Whether obvious or unobtrusive, has the editor established and sustained an approach to cutting that is appropriate to the production and supports the ideas and themes?

5 Structure and rhythm aggregate

This criterion addresses the integration of the other four, story, emotion, image flow, and style, into a whole that is well paced, timed, and organized to convey a compelling experience.

When the Australian Screen Editors Guild was trying to start up its annual editing awards, there was a lot of discussion about the difficulties of judging editing and the lack of shared language for describing good editing. We wanted to institute awards to give editors the credit they deserve, but the question of how to judge the editing almost sank the process. The distinction between the movement of events, of emotions, and of physical images and sounds proved very useful to me in putting forward a set of judging criteria for the awards. The guild steering committee adopted these criteria, and I am reprinting them here as an example of how the distinctions between kinds of movement and rhythm can be helpful in judging the whole.

Good Editing is not Invisible

People often say that good editing is invisible; that if it’s good, it lets you sink into the story so that you don’t see the edits. But good editing is not invisible. True, you don’t see the edits, but you do see the editing. In fact, saying “editing is invisible” is like saying films or videos are invisible.

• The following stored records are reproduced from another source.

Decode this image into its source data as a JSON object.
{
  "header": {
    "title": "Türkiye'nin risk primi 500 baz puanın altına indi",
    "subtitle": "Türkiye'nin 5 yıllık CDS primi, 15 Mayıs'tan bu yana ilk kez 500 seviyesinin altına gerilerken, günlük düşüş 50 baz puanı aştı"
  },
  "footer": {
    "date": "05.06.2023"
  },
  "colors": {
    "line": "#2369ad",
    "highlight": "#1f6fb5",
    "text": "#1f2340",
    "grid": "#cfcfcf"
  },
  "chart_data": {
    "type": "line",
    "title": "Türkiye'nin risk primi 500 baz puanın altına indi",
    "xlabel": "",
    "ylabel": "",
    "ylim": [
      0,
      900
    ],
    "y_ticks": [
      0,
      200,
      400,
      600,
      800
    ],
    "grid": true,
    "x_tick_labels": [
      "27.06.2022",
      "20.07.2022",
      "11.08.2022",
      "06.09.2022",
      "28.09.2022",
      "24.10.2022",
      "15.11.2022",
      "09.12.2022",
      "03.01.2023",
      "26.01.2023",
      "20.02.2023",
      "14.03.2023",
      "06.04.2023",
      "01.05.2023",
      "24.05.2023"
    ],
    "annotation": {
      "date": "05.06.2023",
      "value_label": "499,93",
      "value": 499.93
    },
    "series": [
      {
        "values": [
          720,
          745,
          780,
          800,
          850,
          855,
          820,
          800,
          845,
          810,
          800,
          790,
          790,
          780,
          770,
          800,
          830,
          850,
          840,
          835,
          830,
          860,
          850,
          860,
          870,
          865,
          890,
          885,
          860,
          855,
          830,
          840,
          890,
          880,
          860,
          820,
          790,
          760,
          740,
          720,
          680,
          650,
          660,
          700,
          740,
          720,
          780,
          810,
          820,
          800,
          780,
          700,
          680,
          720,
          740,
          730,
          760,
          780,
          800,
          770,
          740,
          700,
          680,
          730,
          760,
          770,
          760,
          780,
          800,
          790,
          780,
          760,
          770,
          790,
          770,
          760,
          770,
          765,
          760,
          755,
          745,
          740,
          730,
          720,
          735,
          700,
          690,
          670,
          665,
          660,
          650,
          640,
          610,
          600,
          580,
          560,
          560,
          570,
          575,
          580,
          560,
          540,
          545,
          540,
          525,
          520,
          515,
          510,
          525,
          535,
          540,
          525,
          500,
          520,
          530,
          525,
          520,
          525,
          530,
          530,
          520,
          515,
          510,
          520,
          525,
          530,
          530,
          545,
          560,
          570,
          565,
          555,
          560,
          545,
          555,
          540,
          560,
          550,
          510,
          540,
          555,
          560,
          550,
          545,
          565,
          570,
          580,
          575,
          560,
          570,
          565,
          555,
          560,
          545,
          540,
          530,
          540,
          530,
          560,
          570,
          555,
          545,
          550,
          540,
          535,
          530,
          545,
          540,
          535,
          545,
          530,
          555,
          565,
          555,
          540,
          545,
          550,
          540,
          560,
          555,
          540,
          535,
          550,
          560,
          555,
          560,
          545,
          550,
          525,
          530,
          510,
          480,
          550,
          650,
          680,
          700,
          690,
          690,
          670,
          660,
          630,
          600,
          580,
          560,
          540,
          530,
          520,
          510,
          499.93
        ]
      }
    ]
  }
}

So what do you see? You see movement. Movement shaped by editing.

You see physical movement. Watching the visual images is one level of seeing a film or video, and the flow, the pattern, or the movement from one image to another and over a sequence is created in editing.

You see (and hear!) emotion. Performances and interactions convey emotions and provoke emotions. Just like the movement of images, there are lots of ways that these can be spun in the editing suite. The flow of emotion doesn’t shape itself, and when you experience it, you are experiencing editing.

All of these images and emotions are governed by structure or the movement of events. What happens? How is information released? The flow of the story is also shaped in editing. You definitely don’t see structure when you see a good film, but if you experience a good story, one that moves along in a way appropriate to its subject matter, that doesn’t confuse or bore, then you’ve seen the editing.

I propose that editors stop perpetrating the myth that good editing is invisible. Instead, when someone says good editing is invisible, editors can say, “Well, you can see movement, can’t you? Editing shapes the movement that you see.” If the images fall into a compelling visual pattern, if the emotions engage, if the story makes sense and keeps moving, the editing has shaped these three kinds of movement.

It would be easier, of course, not to argue. But this is not just a theoretical issue for editors; it’s practical, political, and cultural. If we keep letting the myth that good editing is invisible slide by, it’s an easy step from there to not knowing the difference between good editing and not-so-good editing, and an even easier step from there to just having the director or producer cut it himself.

When we say that good editing is visible, we can say how a good editor’s talents are vitally important to the success of a production. A good editor has a talent for shaping movement. And this talent is distinct from the talents required for directing, producing, or shooting. It is a sensitivity to the movement of shots, performances, and story; a facility for shaping the flow of movement for an audience; and a creativity with combining the movement of images, emotions, and events laterally, to come up with something that is much more than any one of those things on its own.

To elaborate on how an editor shapes physical, emotional, and event movement, the next three chapters will each focus on a particular type of rhythm. Chapters 6 and 7 each have a case study to demonstrate the practical applications and outcomes of focusing on a particular strand of rhythm, and Chapter 8 has case studies focused on bringing all three types of rhythm back together to look at rhythm as a whole as “indispensable in fusing together the meanings expressed …”2

Endnotes

1. Aronson, L., Scriptwriting Updated: New and Conventional Ways of Writing for the Screen, p. 40.

2. Van Leeuwen, Introducing Social Semiotics, p. 182.